Japan Insurers Keep Betting on Private Loans
JapanThu Mar 12 2026
Big life insurance firms in Japan are still planning to boost their private loan holdings next year, even though worries about the sector’s health are rising. A recent survey shows that Nippon Life, Meiji Yasuda and Dai‑ichi Life have decided to stick with their current investment strategies. Sumitomo Life said it hasn’t changed its view on private credit but did not elaborate on how it will act.
These companies are hoping that private lending can offer higher returns than traditional bonds. They believe the market still has room for growth, despite signals that some loans might be riskier than before. The insurers want to diversify their portfolios and keep pace with other global investors who are also eyeing private debt.

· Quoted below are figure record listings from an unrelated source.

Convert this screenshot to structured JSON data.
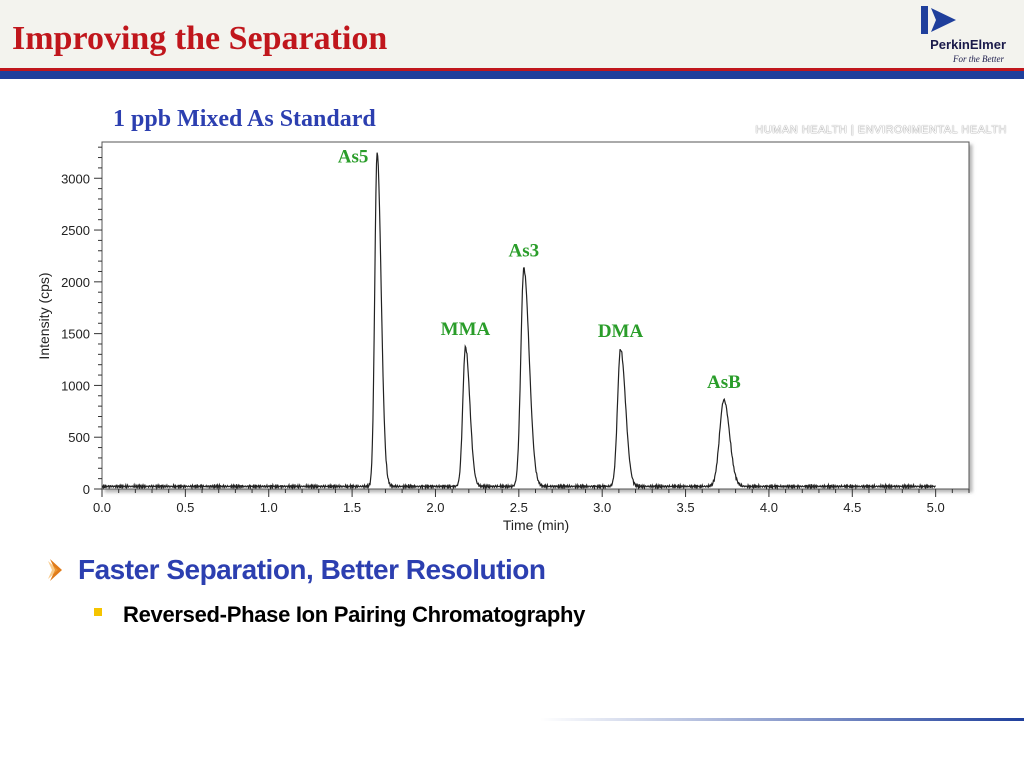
{
  "slide": {
    "title": "Improving the Separation",
    "logo_brand": "PerkinElmer",
    "logo_tagline": "For the Better",
    "division_tagline": "HUMAN HEALTH  |  ENVIRONMENTAL HEALTH",
    "bullet_main": "Faster Separation, Better Resolution",
    "bullet_sub": "Reversed-Phase Ion Pairing Chromatography",
    "colors": {
      "title": "#c0161c",
      "accent_bar": "#1f3f9c",
      "bullet_text": "#2c3fb0",
      "peak_labels": "#2a9d2a",
      "chart_title": "#2c3fb0",
      "trace": "#222222"
    }
  },
  "chart_data": {
    "type": "line",
    "title": "1 ppb Mixed As Standard",
    "xlabel": "Time (min)",
    "ylabel": "Intensity (cps)",
    "xlim": [
      0.0,
      5.2
    ],
    "ylim": [
      0,
      3350
    ],
    "x_ticks": [
      "0.0",
      "0.5",
      "1.0",
      "1.5",
      "2.0",
      "2.5",
      "3.0",
      "3.5",
      "4.0",
      "4.5",
      "5.0"
    ],
    "x_tick_values": [
      0.0,
      0.5,
      1.0,
      1.5,
      2.0,
      2.5,
      3.0,
      3.5,
      4.0,
      4.5,
      5.0
    ],
    "y_ticks": [
      "0",
      "500",
      "1000",
      "1500",
      "2000",
      "2500",
      "3000"
    ],
    "y_tick_values": [
      0,
      500,
      1000,
      1500,
      2000,
      2500,
      3000
    ],
    "grid": false,
    "baseline": 25,
    "x_end": 5.0,
    "peaks": [
      {
        "name": "As5",
        "x": 1.65,
        "y": 3250,
        "sigma_left": 0.014,
        "sigma_right": 0.024
      },
      {
        "name": "MMA",
        "x": 2.18,
        "y": 1370,
        "sigma_left": 0.016,
        "sigma_right": 0.026
      },
      {
        "name": "As3",
        "x": 2.53,
        "y": 2130,
        "sigma_left": 0.018,
        "sigma_right": 0.032
      },
      {
        "name": "DMA",
        "x": 3.11,
        "y": 1350,
        "sigma_left": 0.018,
        "sigma_right": 0.03
      },
      {
        "name": "AsB",
        "x": 3.73,
        "y": 860,
        "sigma_left": 0.026,
        "sigma_right": 0.034
      }
    ]
  }
}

Critics point out that increasing exposure to risky loans could hurt the insurers if defaults rise. They argue that regulators should monitor these moves more closely, and that firms need stronger safeguards. The insurers claim they have risk management systems in place, but the details are not public.
The broader picture shows that Japan’s financial sector is still cautious about growth. While private debt can be profitable, it also brings uncertainty, especially when borrowers face economic pressures. The insurers’ decisions reflect a balance between chasing returns and managing risk.
Overall, the trend suggests that Japanese life insurers are not backing down from private credit even as warning signs appear. Their choices will be watched by regulators, investors and policyholders alike.